I have heard this conversation in waves that run backwards through time, I even seem to supply the words and their internal combustion pushes them along though I don’t do the steering. We make the bumps as we go and leave them on the road like horse-power waste as the little orange lights flicker on the control-panel, over Erase, Next Instruction, Uninhibit, One-shot-trigger and things like that, which flicker in Dekko’s eyes while his mouth dips a little and he apologises, I get so tired, he says.

— I know, Tim. I know. You do work hard. I only meant, about your wife, she might want to get away from, well, have you talked to her at all, Tim, have you asked her? I mean, perhaps more than just scientific facts come into it.

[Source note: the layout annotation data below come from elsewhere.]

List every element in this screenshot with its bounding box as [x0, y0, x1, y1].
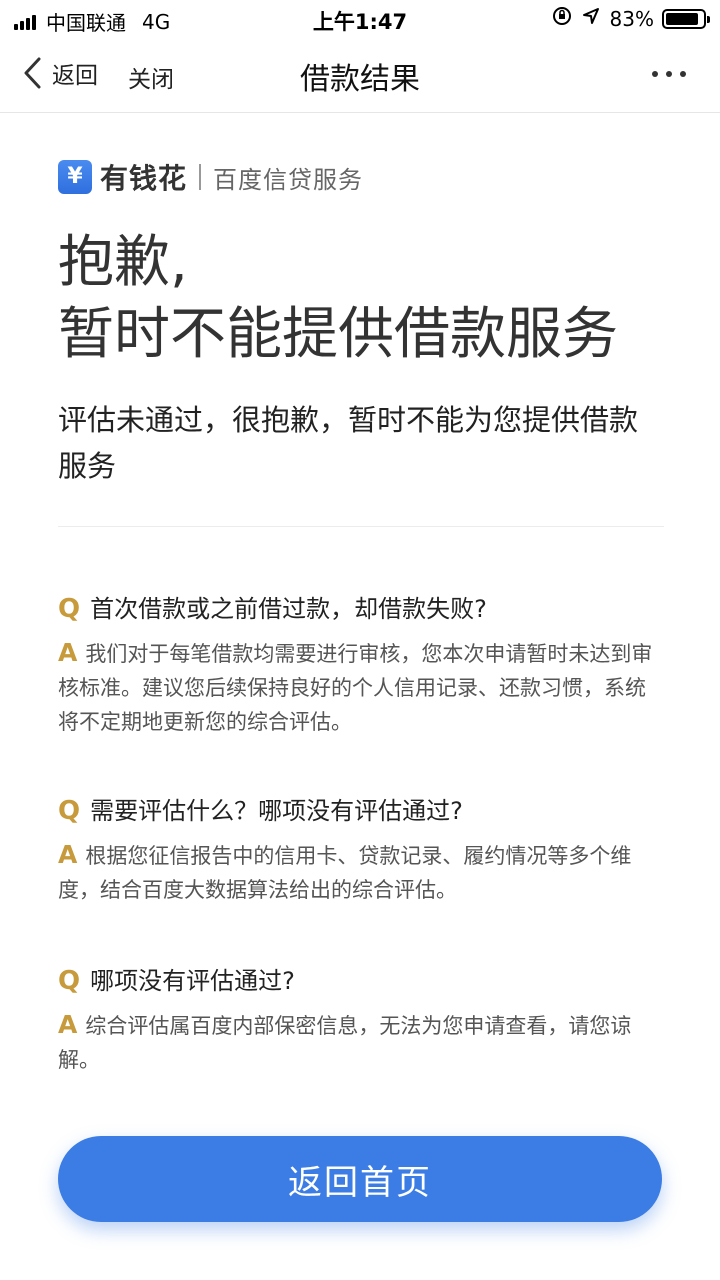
answer-text: 我们对于每笔借款均需要进行审核，您本次申请暂时未达到审核标准。建议您后续保持良好…	[58, 642, 653, 734]
faq-question: Q 哪项没有评估通过?	[58, 964, 664, 998]
answer-text: 根据您征信报告中的信用卡、贷款记录、履约情况等多个维度，结合百度大数据算法给出的…	[58, 844, 632, 902]
nav-bar: 返回 关闭 借款结果	[0, 38, 720, 113]
brand-subtitle: 百度信贷服务	[213, 165, 364, 194]
answer-text: 综合评估属百度内部保密信息，无法为您申请查看，请您谅解。	[58, 1014, 632, 1072]
orientation-lock-icon	[552, 6, 572, 31]
headline-line-2: 暂时不能提供借款服务	[58, 302, 618, 367]
answer-mark-icon: A	[58, 840, 78, 869]
result-description: 评估未通过，很抱歉，暂时不能为您提供借款服务	[58, 403, 639, 483]
return-home-button[interactable]: 返回首页	[58, 1136, 662, 1222]
question-mark-icon: Q	[58, 966, 81, 996]
page-title: 借款结果	[300, 62, 420, 97]
faq-item: Q 哪项没有评估通过? A 综合评估属百度内部保密信息，无法为您申请查看，请您谅解…	[58, 964, 664, 1077]
brand-name: 有钱花	[100, 162, 188, 195]
question-mark-icon: Q	[58, 796, 81, 826]
question-text: 首次借款或之前借过款，却借款失败?	[90, 595, 487, 623]
more-options-icon[interactable]	[644, 71, 686, 77]
brand-divider	[199, 164, 202, 190]
battery-icon	[662, 8, 710, 29]
answer-mark-icon: A	[58, 638, 78, 667]
brand-logo-icon: ¥	[58, 160, 92, 194]
faq-item: Q 首次借款或之前借过款，却借款失败? A 我们对于每笔借款均需要进行审核，您本次…	[58, 592, 664, 739]
brand-header: ¥ 有钱花 百度信贷服务	[58, 157, 363, 197]
battery-percent: 83%	[609, 6, 654, 31]
location-arrow-icon	[582, 7, 600, 30]
result-headline: 抱歉, 暂时不能提供借款服务	[58, 227, 678, 371]
question-text: 哪项没有评估通过?	[90, 967, 295, 995]
faq-answer: A 综合评估属百度内部保密信息，无法为您申请查看，请您谅解。	[58, 1008, 664, 1077]
question-mark-icon: Q	[58, 594, 81, 624]
status-bar: 中国联通 4G 上午1:47 83%	[0, 0, 720, 38]
question-text: 需要评估什么？哪项没有评估通过?	[90, 797, 463, 825]
headline-line-1: 抱歉,	[58, 230, 188, 295]
faq-item: Q 需要评估什么？哪项没有评估通过? A 根据您征信报告中的信用卡、贷款记录、履约…	[58, 794, 664, 907]
faq-question: Q 首次借款或之前借过款，却借款失败?	[58, 592, 664, 626]
faq-answer: A 根据您征信报告中的信用卡、贷款记录、履约情况等多个维度，结合百度大数据算法给出…	[58, 838, 664, 907]
section-divider	[58, 526, 664, 527]
faq-answer: A 我们对于每笔借款均需要进行审核，您本次申请暂时未达到审核标准。建议您后续保持良…	[58, 636, 664, 739]
faq-question: Q 需要评估什么？哪项没有评估通过?	[58, 794, 664, 828]
answer-mark-icon: A	[58, 1010, 78, 1039]
status-right: 83%	[552, 6, 710, 31]
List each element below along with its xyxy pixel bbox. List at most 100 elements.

— You think you know a lot, don’t you?

— Not in your field, Tim, of course.

— Yes well, I admit, I mean I agree, that scientific facts, as our admin friend would say, never hurt anyone. Only when –

— People –

— Yes. People. Sometimes I think you read right into me, Laurence. I get frightened by your eyes. Not frightened exactly, but, unsettled, shall we say. They’ve got so big. They look as if they might come right out of your head on long stalks, and yet they stay deep sunk. Do you take drugs or something?

— I seem to live backwards, or rather, part of me, my ears and eyes, as if their atoms consisted of anti-matter. I realise this makes no scientific sense.

— It has no physical meaning. I mean even in theory you’d cancel them out or if not you then other matter.